The city of Port Orchard could outgrow Mayor Lary Coppola’s managerial abilities within the next five to 10 years.

The city of Port Orchard could outgrow Mayor Lary Coppola’s managerial abilities within the next five to 10 years.

Coppola, in fact, is counting on it.

“We are going to grow to the point that professional management is a much more stable situation for the city than electing whoever and hoping that they are a good administrator,” Coppola said.

“The way it is now,” he said, “we could elect Bozo the Clown and be stuck with him for four years.”

Coppola has 32 years of business experience, but he thinks the city will eventually need more than he — or any mayor — can provide.

“If we annex the entire Urban Growth Area, we’re going to be the largest city in the county, both population-wise and area-wise,” he said. “At that point, I think we need to be looking at professional management.”

And he’s willing to forfeit his own job to make it happen.

“I realize that this could mean that my job goes away,” Coppola said, “but I really believe that, going forward, we are going to need professional city management.”

If Port Orchard goes in that direction the city council would likely elect one of its own to represent the city as a ceremonial mayor, while most of the mayor’s administrative responsibilities will be turned over to a manager, hired by the city.

The city of Port Townsend went that route in 1999.

“There’s not a one-size-fits all solution for anybody,” said Mark Welch, who was on the Port Townsend City Council before and after it made the switch.

Port Orchard’s city government would become more professional but less responsive if it hires a city manager, Welch said.

“The political culture will change somewhat,” he said. “It tends to not be the same folksy atmosphere where you can get a stop sign put in or a pothole filled because you know someone on the city council.”

It was the right decision for Port Townsend, though, Welsh said.

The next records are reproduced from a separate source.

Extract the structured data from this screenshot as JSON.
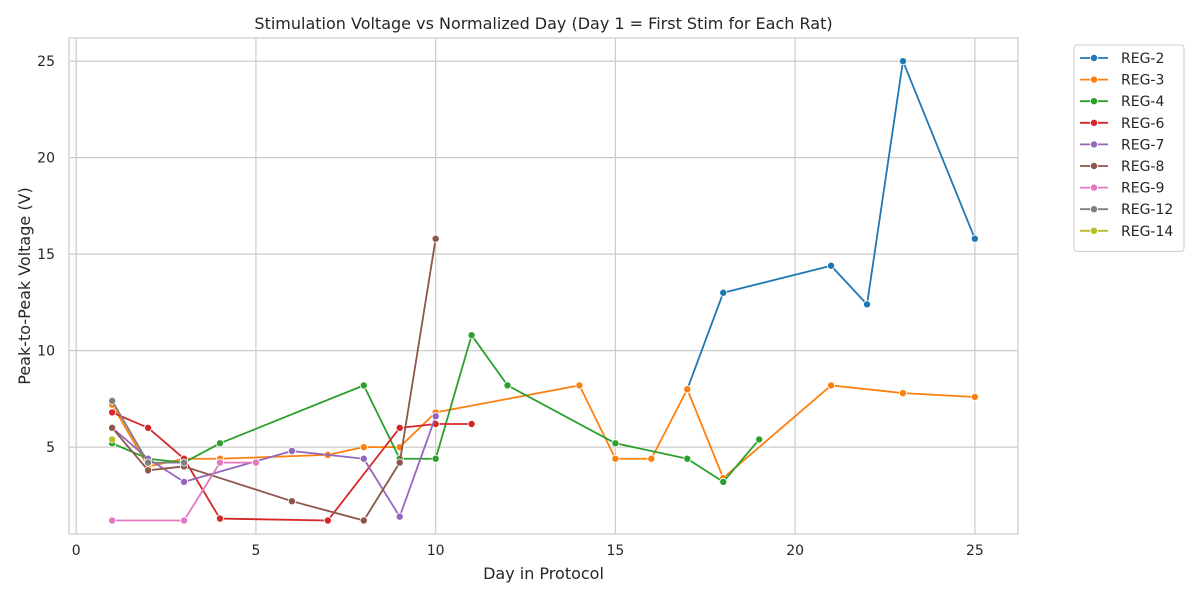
{
  "chart_data": {
    "type": "line",
    "title": "Stimulation Voltage vs Normalized Day (Day 1 = First Stim for Each Rat)",
    "xlabel": "Day in Protocol",
    "ylabel": "Peak-to-Peak Voltage (V)",
    "xlim": [
      -0.2,
      26.2
    ],
    "ylim": [
      0.5,
      26.2
    ],
    "xticks": [
      0,
      5,
      10,
      15,
      20,
      25
    ],
    "yticks": [
      5,
      10,
      15,
      20,
      25
    ],
    "grid": true,
    "legend_position": "outside-top-right",
    "series": [
      {
        "name": "REG-2",
        "color": "#1f77b4",
        "points": [
          [
            17,
            8.0
          ],
          [
            18,
            13.0
          ],
          [
            21,
            14.4
          ],
          [
            22,
            12.4
          ],
          [
            23,
            25.0
          ],
          [
            25,
            15.8
          ]
        ]
      },
      {
        "name": "REG-3",
        "color": "#ff7f0e",
        "points": [
          [
            1,
            7.2
          ],
          [
            2,
            4.0
          ],
          [
            3,
            4.4
          ],
          [
            4,
            4.4
          ],
          [
            7,
            4.6
          ],
          [
            8,
            5.0
          ],
          [
            9,
            5.0
          ],
          [
            10,
            6.8
          ],
          [
            14,
            8.2
          ],
          [
            15,
            4.4
          ],
          [
            16,
            4.4
          ],
          [
            17,
            8.0
          ],
          [
            18,
            3.4
          ],
          [
            21,
            8.2
          ],
          [
            23,
            7.8
          ],
          [
            25,
            7.6
          ]
        ]
      },
      {
        "name": "REG-4",
        "color": "#2ca02c",
        "points": [
          [
            1,
            5.2
          ],
          [
            2,
            4.4
          ],
          [
            3,
            4.2
          ],
          [
            4,
            5.2
          ],
          [
            8,
            8.2
          ],
          [
            9,
            4.4
          ],
          [
            10,
            4.4
          ],
          [
            11,
            10.8
          ],
          [
            12,
            8.2
          ],
          [
            15,
            5.2
          ],
          [
            17,
            4.4
          ],
          [
            18,
            3.2
          ],
          [
            19,
            5.4
          ]
        ]
      },
      {
        "name": "REG-6",
        "color": "#d62728",
        "points": [
          [
            1,
            6.8
          ],
          [
            2,
            6.0
          ],
          [
            3,
            4.4
          ],
          [
            4,
            1.3
          ],
          [
            7,
            1.2
          ],
          [
            9,
            6.0
          ],
          [
            10,
            6.2
          ],
          [
            11,
            6.2
          ]
        ]
      },
      {
        "name": "REG-7",
        "color": "#9467bd",
        "points": [
          [
            1,
            6.0
          ],
          [
            2,
            4.4
          ],
          [
            3,
            3.2
          ],
          [
            6,
            4.8
          ],
          [
            8,
            4.4
          ],
          [
            9,
            1.4
          ],
          [
            10,
            6.6
          ]
        ]
      },
      {
        "name": "REG-8",
        "color": "#8c564b",
        "points": [
          [
            1,
            6.0
          ],
          [
            2,
            3.8
          ],
          [
            3,
            4.0
          ],
          [
            6,
            2.2
          ],
          [
            8,
            1.2
          ],
          [
            9,
            4.2
          ],
          [
            10,
            15.8
          ]
        ]
      },
      {
        "name": "REG-9",
        "color": "#e377c2",
        "points": [
          [
            1,
            1.2
          ],
          [
            3,
            1.2
          ],
          [
            4,
            4.2
          ],
          [
            5,
            4.2
          ]
        ]
      },
      {
        "name": "REG-12",
        "color": "#7f7f7f",
        "points": [
          [
            1,
            7.4
          ],
          [
            2,
            4.2
          ],
          [
            3,
            4.2
          ]
        ]
      },
      {
        "name": "REG-14",
        "color": "#bcbd22",
        "points": [
          [
            1,
            5.4
          ]
        ]
      }
    ]
  }
}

“I was initially not in favor,” he said. “In retrospect, I’m glad we did.”

And Port Townsend still technically has a mayor.

The council chose one of its members, Michelle Sandoval, to perform many of the ceremonial duties a mayor would, although she has, individually, no administrative authority.

She, too, likes her city’s form of government.

It’s professional and democratic, she said.

“I think you need both,” she said. “People who are the communicators out in the community and also somebody that’s in the office running the city full-time.”

City managers typically have more “tools in their belt” to assist the city, said Sandoval, which is particularly useful in “tough economic times.”

But support for Port Townsend’s city manager hasn’t been unanimous.

“When people don’t like the answers that they get from the council,” Sandoval said, “they think the city council is being manipulated by the manager. They feel frustrated because they can’t vote out the manager.”

But usually, she said, it’s not the manager’s fault, and those who complain are just “people who disagree with the majority of those on the council.”

Coppola said he strongly supports the idea for Port Orchard, both during a work-study session for the city council on Tuesday, and in an interview afterwards.

“I’d like to think that I’ve done a good job so far,” he said, “but every election cycle is a crap shoot. We don’t know who might run who might get elected, and we’ve already experienced having bad administrators.”